A light bulb is wired in series with a 142 resistor, and they are connected across a 120 V source. The power delivered to the light bulb is 22.3 W. What are the two possible resistances of the light bulb?
P = 142I^2 = Power to the resistor.
P = 22.3W. = Power to bulb.
P = 120I = Power from source.
The total power delivered is = to the
power from the source:
142I^2 + 22.3 = 120I,
142I^2 - 120I + 22.3 = 0,
Use Quadratic Formula and get:
I = 0.56914A; I = 0.27593A.
P = (0.56914)^2 * R = 22.3,
R = 22.3 / (0.56914)^2 = 68.8 Ohms.
R = 22.3 / (0.27593)^2 = 292.9 Ohms.
To find the resistances of the light bulb, we can use the power formula:
Power (P) = (Voltage)^2 / Resistance
Given that the power (P) is 22.3 W and the voltage (V) is 120 V, we can rearrange the formula to solve for resistance (R):
Resistance (R) = (Voltage)^2 / Power
Substituting the given values:
Resistance (R) = (120)^2 / 22.3
Calculating this:
Resistance (R) ≈ 646.25 Ω
Since the light bulb is wired in series with a 142 Ω resistor, the total resistance of the circuit is the sum of the resistance of the light bulb and the 142 Ω resistor.
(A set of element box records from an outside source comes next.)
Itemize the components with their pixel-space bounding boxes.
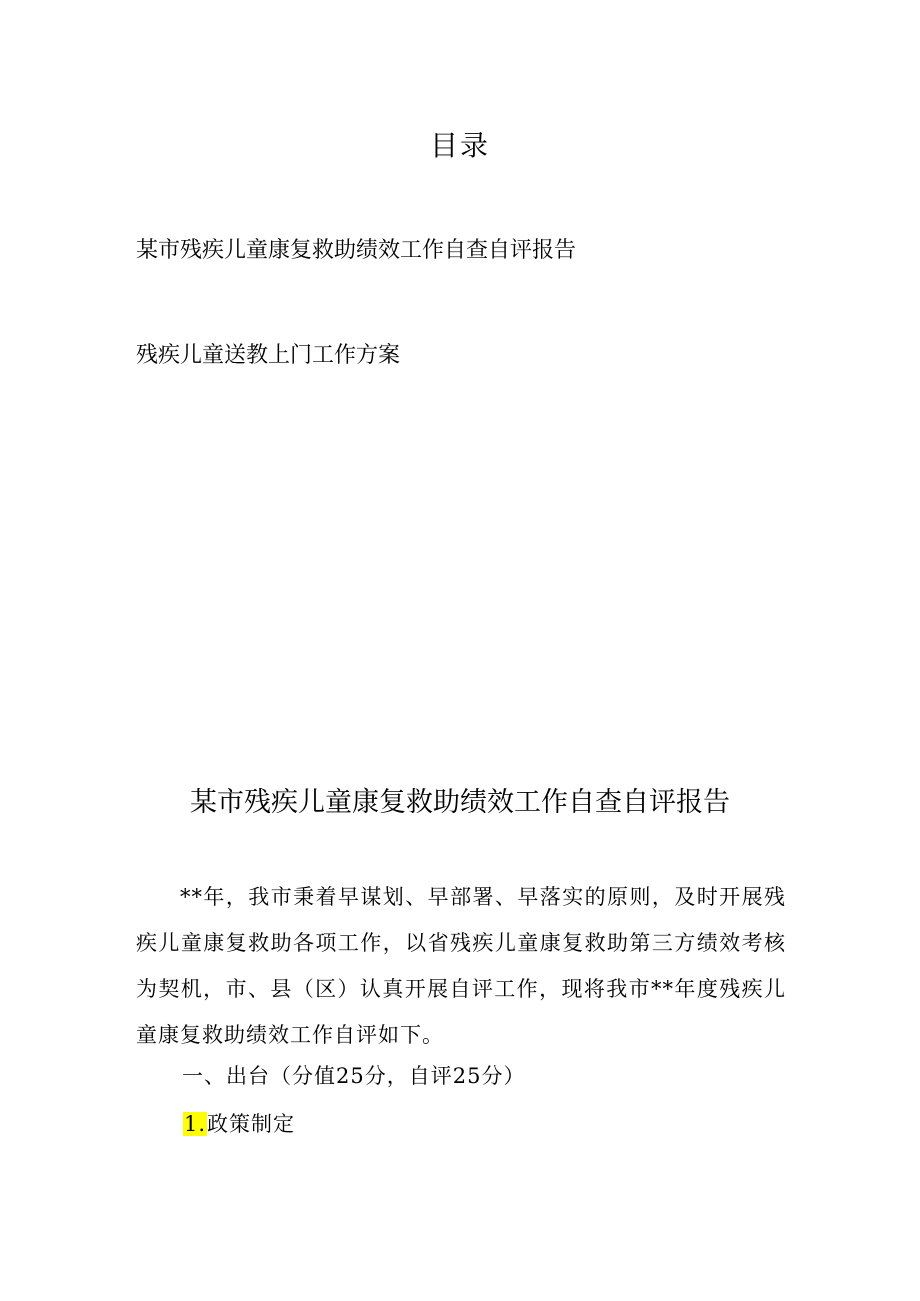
toc-item-home-education-plan[interactable]: 残疾儿童送教上门工作方案: [136, 343, 401, 368]
subsection-number-highlighted: 1.: [184, 1112, 207, 1136]
section-1-heading: 一、出台（分值25分，自评25分）: [182, 1064, 526, 1088]
subsection-title: 政策制定: [207, 1112, 296, 1136]
report-title: 某市残疾儿童康复救助绩效工作自查自评报告: [190, 787, 730, 818]
intro-paragraph: **年，我市秉着早谋划、早部署、早落实的原则，及时开展残疾儿童康复救助各项工作，以省残疾儿童康复救助第三方绩效考核为契机，市、县（区）认真开展自评工作，现将我市**年度残疾儿童康复救助绩效工作自评如下。: [136, 885, 786, 1047]
toc-title: 目录: [429, 129, 490, 162]
subsection-heading: [183, 1106, 295, 1142]
toc-item-self-evaluation-report[interactable]: 某市残疾儿童康复救助绩效工作自查自评报告: [136, 238, 577, 263]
Total Resistance (R_total) = Resistance of Light Bulb + Resistance of 142 Ω Resistor
From this, we can find the two possible resistances of the light bulb:
1. R_total = R_lightbulb + 142
646.25 = R_lightbulb + 142
R_lightbulb ≈ 504.25 Ω
2. R_total = 142 + R_lightbulb
646.25 = 142 + R_lightbulb
R_lightbulb ≈ 504.25 Ω
Therefore, the two possible resistances of the light bulb are approximately 504.25 Ω.